DuJournal’s work had been very well received by the intelligentsia on Craton Massif, both for its literary content and for the fact that it resolved two outstanding problems in aethermechanical computation. Much to her delight, his works had even been reprinted by the major universities. That in turn brought in enough money to allow Isabelle to invite Professor Henswort to present his proposed solution to Agimestes’s Final Theorem, a fiendishly difficult problem of multiple symmetries.
Still tongue-tied, Isabelle made a helpless gesture, but Jean-Claude broke in smoothly. “Strewth! I forgot to tell you. I saw DuJournal getting on a ship, I did. Said something about the war. Said he was hunting the Great Alagor—Algae—”
“Algorithm.” The word popped out past the blockade in Isabelle’s throat.
“Thassit,” Jean-Claude said. “Don’t know how he’ll bag it, though. Didn’t take any guns.”
Henswort gave Jean-Claude such a stymied look that Isabelle feared the musketeer had overshot his joke.
She lined up five words and pushed them out the hatch before they could protest. “DuJournal begs you carry on.”
Henswort looked mildly crestfallen. “Ah. Of course.” Then he recalled his social duties. “My thanks to you, Princess, for agreeing to publish my proof.”
“My pleasure,” she said, and that much was absolutely true.
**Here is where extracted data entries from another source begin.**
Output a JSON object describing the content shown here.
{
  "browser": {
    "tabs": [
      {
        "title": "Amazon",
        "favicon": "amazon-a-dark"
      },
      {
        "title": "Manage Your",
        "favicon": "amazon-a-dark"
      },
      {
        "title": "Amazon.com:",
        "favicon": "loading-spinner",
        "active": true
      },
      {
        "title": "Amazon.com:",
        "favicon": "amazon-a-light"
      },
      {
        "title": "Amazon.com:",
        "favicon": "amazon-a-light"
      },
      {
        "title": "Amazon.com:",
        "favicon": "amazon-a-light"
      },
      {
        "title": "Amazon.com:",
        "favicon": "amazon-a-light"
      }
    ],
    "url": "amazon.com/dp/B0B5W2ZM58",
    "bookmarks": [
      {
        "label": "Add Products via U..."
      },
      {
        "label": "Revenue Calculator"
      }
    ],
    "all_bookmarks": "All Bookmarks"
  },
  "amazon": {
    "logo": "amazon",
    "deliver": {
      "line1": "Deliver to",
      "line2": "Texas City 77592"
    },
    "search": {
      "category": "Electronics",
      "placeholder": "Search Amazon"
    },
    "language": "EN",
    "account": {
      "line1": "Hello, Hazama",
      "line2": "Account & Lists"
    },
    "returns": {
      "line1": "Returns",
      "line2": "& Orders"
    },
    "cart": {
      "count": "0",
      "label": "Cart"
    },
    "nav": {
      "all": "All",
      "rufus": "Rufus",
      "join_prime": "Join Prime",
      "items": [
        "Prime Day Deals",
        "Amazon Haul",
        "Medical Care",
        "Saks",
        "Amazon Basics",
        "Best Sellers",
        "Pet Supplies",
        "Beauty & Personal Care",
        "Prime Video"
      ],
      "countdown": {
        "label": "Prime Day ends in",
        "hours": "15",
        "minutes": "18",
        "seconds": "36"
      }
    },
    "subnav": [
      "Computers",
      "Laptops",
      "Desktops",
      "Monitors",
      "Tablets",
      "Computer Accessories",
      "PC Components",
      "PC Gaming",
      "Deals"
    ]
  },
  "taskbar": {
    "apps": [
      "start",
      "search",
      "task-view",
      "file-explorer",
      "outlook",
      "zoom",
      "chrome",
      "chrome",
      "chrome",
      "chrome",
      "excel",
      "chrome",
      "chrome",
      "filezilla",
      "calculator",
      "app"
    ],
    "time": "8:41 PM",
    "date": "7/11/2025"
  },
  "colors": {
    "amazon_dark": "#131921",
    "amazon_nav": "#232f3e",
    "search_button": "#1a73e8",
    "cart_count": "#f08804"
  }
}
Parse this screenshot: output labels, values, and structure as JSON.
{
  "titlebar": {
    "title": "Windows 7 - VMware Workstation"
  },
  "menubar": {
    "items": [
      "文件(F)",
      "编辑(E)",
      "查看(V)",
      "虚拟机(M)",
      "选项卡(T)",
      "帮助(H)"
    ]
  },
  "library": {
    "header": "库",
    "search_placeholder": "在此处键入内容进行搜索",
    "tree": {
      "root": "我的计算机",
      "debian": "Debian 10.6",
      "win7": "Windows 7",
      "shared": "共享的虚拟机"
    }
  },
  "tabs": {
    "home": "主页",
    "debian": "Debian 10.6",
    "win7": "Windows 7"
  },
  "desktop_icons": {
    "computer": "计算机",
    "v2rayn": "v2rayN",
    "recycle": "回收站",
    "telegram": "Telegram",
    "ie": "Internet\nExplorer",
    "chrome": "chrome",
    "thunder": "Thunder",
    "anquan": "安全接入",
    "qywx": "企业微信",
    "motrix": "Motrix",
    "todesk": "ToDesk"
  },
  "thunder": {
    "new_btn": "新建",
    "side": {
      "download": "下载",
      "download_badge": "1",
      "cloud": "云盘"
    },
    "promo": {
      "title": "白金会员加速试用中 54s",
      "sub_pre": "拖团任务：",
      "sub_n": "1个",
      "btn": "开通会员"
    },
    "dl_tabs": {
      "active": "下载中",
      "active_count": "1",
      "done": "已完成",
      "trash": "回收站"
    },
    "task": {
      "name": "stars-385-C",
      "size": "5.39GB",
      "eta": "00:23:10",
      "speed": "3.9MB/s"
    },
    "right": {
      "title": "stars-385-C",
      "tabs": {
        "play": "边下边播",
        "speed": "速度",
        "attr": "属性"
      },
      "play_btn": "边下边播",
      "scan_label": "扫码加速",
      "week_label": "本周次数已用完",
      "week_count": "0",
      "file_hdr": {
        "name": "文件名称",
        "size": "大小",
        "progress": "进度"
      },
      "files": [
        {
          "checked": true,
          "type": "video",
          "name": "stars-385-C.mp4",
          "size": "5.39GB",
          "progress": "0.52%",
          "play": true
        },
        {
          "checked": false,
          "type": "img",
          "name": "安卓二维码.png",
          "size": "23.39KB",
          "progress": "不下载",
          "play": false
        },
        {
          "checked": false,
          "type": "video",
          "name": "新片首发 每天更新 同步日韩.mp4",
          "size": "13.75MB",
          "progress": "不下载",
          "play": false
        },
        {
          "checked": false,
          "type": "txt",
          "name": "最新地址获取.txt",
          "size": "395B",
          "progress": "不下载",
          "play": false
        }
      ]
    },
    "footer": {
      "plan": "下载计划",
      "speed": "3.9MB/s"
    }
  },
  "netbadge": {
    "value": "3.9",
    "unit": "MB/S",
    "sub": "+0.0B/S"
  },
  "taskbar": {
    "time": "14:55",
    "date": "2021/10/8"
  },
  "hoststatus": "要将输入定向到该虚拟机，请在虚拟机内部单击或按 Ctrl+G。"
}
Unfortunately, Isaac did not seem to consider his obligations faithfully discharged, because he went on, “And give my regards to your family. I trust your father is doing well.”
“Dying,” Isabelle said. “Red consumption.” It was a malady unique to the Sanguinaire, a prolonged and excruciating death. And good riddance to him … except it would also be the end of Marie. And would that not be best all round? There was no cure for being a bloodhollow—Isabelle had scoured every source she could obtain on that topic—and if there was no cure, wasn’t Isabelle keeping her alive only because all the alternatives were worse?